60 Years in Journalism: Moscow on My Mind

Twenty years after I left Moscow and turned the ABC News Bureau over to a successor in 1972, I revisited. By then, The bureau looked more like a television operation, with video editing equipment and a direct line to satellite feeds. I dropped in to the apartment of the Washington Post's husband and wife team. The Soviet-era appliances were gone, the paper having paid for a renovation including a new European kitchen. My ABC colleague was able to rent a modern apartment in an outlying area.

In 1983, the Overseas Press Club held a reunion of former Moscow Correspondents, whose service dated back to World War II. They included Walter Cronkite, who was with United Press back then, and living and working conditions were tough. He said whenever he was asked how long he had been in Moscow, he'd reply, "two." Two what? "Too long."

My three years there ended right after the state visit of President Richard Nixon in 1972, and I was delighted to escape to a new posting in Tokyo. A few months before I departed, Bob Kaiser arrived as the Washington Post correspondent. The Overseas Club recently held another reunion of Moscow correspondents, in which Kaiser participated. It can be viewed on the OPCofAmerica.org web site. Kaiser noted a change in the atmosphere after the summit meeting. Officials began to grant interviews to the Washington Post, which made his tenure not only worthwhile but memorable. .

But it was still the Soviet Union, and the improvement was ephemeral. Tom Kent, an Associated Press correspondent from 1976-81 said: "Western correspondents were barely tolerated. Almost never could we get the interviews we needed. Nor was there much contact with ordinary people, who seemed programmed to watch out for foreigners."

Ann Cooper arrived at the end of 1986 for a five-year stint as National Public Radio's first correspondent "in the gray and grim Soviet Union." But then things began to change -- a lot. The new leader, Mikhail Gorbachov, "could see the economic disaster his country was headed for, but in order to bring about reform, he had to tell his people some truths, unlike 'Comrades, we overfilled the plan once more.'" The camps for political prisoners were being emptied. "All of a sudden," Cooper found, there was "a new population of people who we could talk to and they wanted to talk to us.

"They held press conferences to air their grievances without fear of consequences," and dissidents started to call Cooper at home, knowing the phone was bugged. "But they said it doesn't matter any more. The story for me became the disappearance of fear. I went to Siberia and saw miners on strike, Orthodox believers could worship much more freely than ever before, environmentalists became active, and political reformers. People were losing their fear and speaking out as never before. For correspondents, it was a great time. Glasnost took on a life of its own. It was exhausting, exhilarating."

Even more so for David Hoffman, who came to Moscow for the Washington Post in 1995 and found during the early Boris Yeltsin era "a place just alive and afire with color. The entire society had been turned upside down. People were knocking down our doors to talk to us.
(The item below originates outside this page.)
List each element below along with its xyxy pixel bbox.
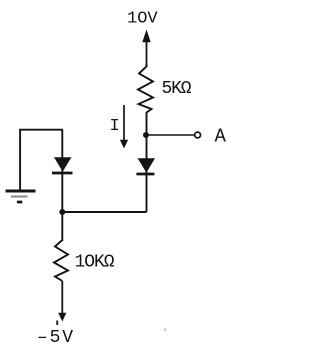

There were four hours of independent television news every night that had to be monitored. Economic officials were available to chat. This group of men called the oligarchs were beginning to set up business and clans. They loved to talk, and mostly they loved to talk about each other. They were using privatization to become billionaires. I went to interview the president of a very small bank. He gave me a sheaf of PR materials, and on the bottom underneath he had given me, by design or inadvertently, the entire structure of one of the big business empires."
Hoffman learned enough about the oligarchs to write a book about them.

There was more: "The fellow who was in charge of designing the Soviet space shuttle came to me, very upset, because he finally realized it was never intended to fly. It was a copy of the American space shuttle, just built to show to spy satellites that the USSR had one too." And he had to tell the Washington Post about it. "People in Yeltsin's time were trying to create democracy, to create civil society, to create a market economy." Speaking two decades later, Hoffman had to concede "how thin, how reversible, how unsustainable it was." Still, he hopes, the "green shoots" that sprouted at that memorable time will someday come forth again.

Not in the Putin era. Alan Cullison became the Wall Street Journal's Moscow correspondent in 1999. He said at another recent discussion at the Kennan Institute in Washington, that foreign journalists were cordially ignored by Putin and his crowd. They could go where they wanted and write what they wanted, while Putin poured resources into his propaganda machine, internal and external "with its duplicitous Russia Today coverage."

I compared notes with another retired journalist who was a young reporter for United Press International during my time in Moscow. While I struggled to get film footage, he recalled that, however difficult it was to get reliable information, everything he wrote for the wire was published and read all over the world. In the context of the cold war, Moscow was a top dateline, people were curious, and the experience was a highlight of his professional life. Today, he noted, who cares to read about life in Russia? Not many Americans, except for those of us who once worked there.